1.  NEVER UNDERESTIMATE YOUR OPPONENT.  Remember that a reflection on a pool of water does not reveal its depth.  You should train to become confident in your skills, not conceited.  If you over exaggerate your talent and underestimate your opponent’s, you are likely to make some unnecessary mistakes like not taking the fight seriously, or blocking or striking weakly.

2.  NOTHING IS TO BE FEARED, ONLY UNDERSTOOD.  When you see the attack coming without fear, you can defend yourself in a rational, reasonable way.  Fear is nothing more than a feeling, and you can control your response to it.  Train not only to strengthen the body, the mind, but also the spirit.  Remember that since fear is a feeling, it can never kill you.

3.  EXPECT THE UNEXPECTED.  Innocent looking grass can be concealing a poisonous snake.  Being surprised by an attack prevents quick action.  If you strive to attack your opponent where he least expects it, then you must consider that he will try to do the same with you. 

4.  SEE FIRST WITH YOUR MIND, THEN WITH YOUR EYES, AND FINALLY WITH YOUR BODY.  This quote is from Samurai swordsman Yagyu Munenori and means that you mentally rehearse the fight in your mind, and then see it unfold as your body is executing the techniques.  Your body should be executing the techniques much like when you walk into a dark room and turn the light switch on automatically. 

5.  YOU MUST NEVER HESITATE.  Panic is the absence of skill.  Train for emergencies until they cease to be emergencies.

6.  USE THE ELEMENT OF SURPRISE TO YOUR ADVANTAGE.  Train to use a whole assortment of strikes and blocks, and then use the unexpected one.  Don’t train with all these techniques and strikes thinking you will use them all in the same fight.  A fight is dynamic and changes based on your input.  You will have to determine what strike your opponent least expects and take advantage of his being surprised.

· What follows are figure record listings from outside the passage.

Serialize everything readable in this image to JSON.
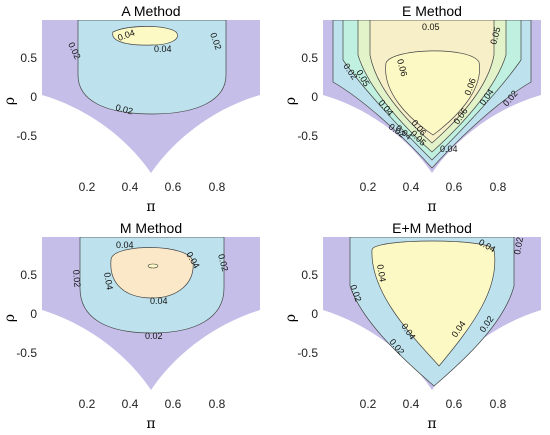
{
  "chart_data": [
    {
      "type": "contour",
      "title": "A Method",
      "xlabel": "π",
      "ylabel": "ρ",
      "xlim": [
        0,
        1
      ],
      "ylim": [
        -1,
        1
      ],
      "xticks": [
        "0.2",
        "0.4",
        "0.6",
        "0.8"
      ],
      "yticks": [
        "0.5",
        "0",
        "-0.5"
      ],
      "levels": [
        0.02,
        0.04
      ],
      "contour_labels": [
        "0.04",
        "0.04",
        "0.02",
        "0.02",
        "0.02"
      ],
      "grid": false
    },
    {
      "type": "contour",
      "title": "E Method",
      "xlabel": "π",
      "ylabel": "ρ",
      "xlim": [
        0,
        1
      ],
      "ylim": [
        -1,
        1
      ],
      "xticks": [
        "0.2",
        "0.4",
        "0.6",
        "0.8"
      ],
      "yticks": [
        "0.5",
        "0",
        "-0.5"
      ],
      "levels": [
        0.02,
        0.04,
        0.05,
        0.06
      ],
      "contour_labels": [
        "0.05",
        "0.05",
        "0.02",
        "0.04",
        "0.06",
        "0.06",
        "0.05",
        "0.04",
        "0.02",
        "0.04",
        "0.02",
        "0.06",
        "0.06",
        "0.05",
        "0.04"
      ],
      "grid": false
    },
    {
      "type": "contour",
      "title": "M Method",
      "xlabel": "π",
      "ylabel": "ρ",
      "xlim": [
        0,
        1
      ],
      "ylim": [
        -1,
        1
      ],
      "xticks": [
        "0.2",
        "0.4",
        "0.6",
        "0.8"
      ],
      "yticks": [
        "0.5",
        "0",
        "-0.5"
      ],
      "levels": [
        0.02,
        0.04
      ],
      "contour_labels": [
        "0.04",
        "0.04",
        "0.02",
        "0.04",
        "0.02",
        "0.04",
        "0.02"
      ],
      "grid": false
    },
    {
      "type": "contour",
      "title": "E+M Method",
      "xlabel": "π",
      "ylabel": "ρ",
      "xlim": [
        0,
        1
      ],
      "ylim": [
        -1,
        1
      ],
      "xticks": [
        "0.2",
        "0.4",
        "0.6",
        "0.8"
      ],
      "yticks": [
        "0.5",
        "0",
        "-0.5"
      ],
      "levels": [
        0.02,
        0.04
      ],
      "contour_labels": [
        "0.04",
        "0.04",
        "0.02",
        "0.02",
        "0.04",
        "0.02",
        "0.04",
        "0.02"
      ],
      "grid": false
    }
  ],
  "colors": {
    "outer": "#c4bee8",
    "band_002": "#bde2ed",
    "band_004": "#c0f0df",
    "band_005": "#e2f3c9",
    "band_006": "#f7efc8",
    "peak": "#fdf9c4",
    "m_peak": "#fbe8c8",
    "contour_line": "#444444"
  }
}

7.  NO WASTED MOVEMENTS.  A fight that lasts longer than 15 seconds is a martial arts documentary.  Which is greater, a fight ending in 8 movements, or a fight ending in one?  Sparring for an extended period is great for practice, exercise, and mental discipline, but is not realistic for the streets.  No matter how good of a fighter you are, the longer you are in a fight, the greater your chance of getting hurt.  To prevent injuries and possibly defeat, end the fight as soon as possible.

8.  FIGHT SMARTER NOT HARDER.  In his famous book, Tao of Jeet Kun Do, Bruce Lee said “the difference between an expert and a novice fighter is that the expert takes advantage of each opportunity.”

9.  SOMETIMES YOU HAVE TO LOSE TO WIN.  Yield and you need not break.  If somebody pushes you, pull them.  It may appear that you are about to lose until you use your opponents energy against him.

10.  IN THE HEAT OF BATTLE, DO NOT CONCERN YOURSELF WITH WHO WILL BE VICTORIOUS, STAY FOCUSED AND LET NATURE TAKE ITS COURSE.  Focus all your energy on "defense with an automatic offense." When your attacker strikes, you block and strike back where he least expects it.  You continue this process as long as it takes to win.  The conclusion of the fight will come.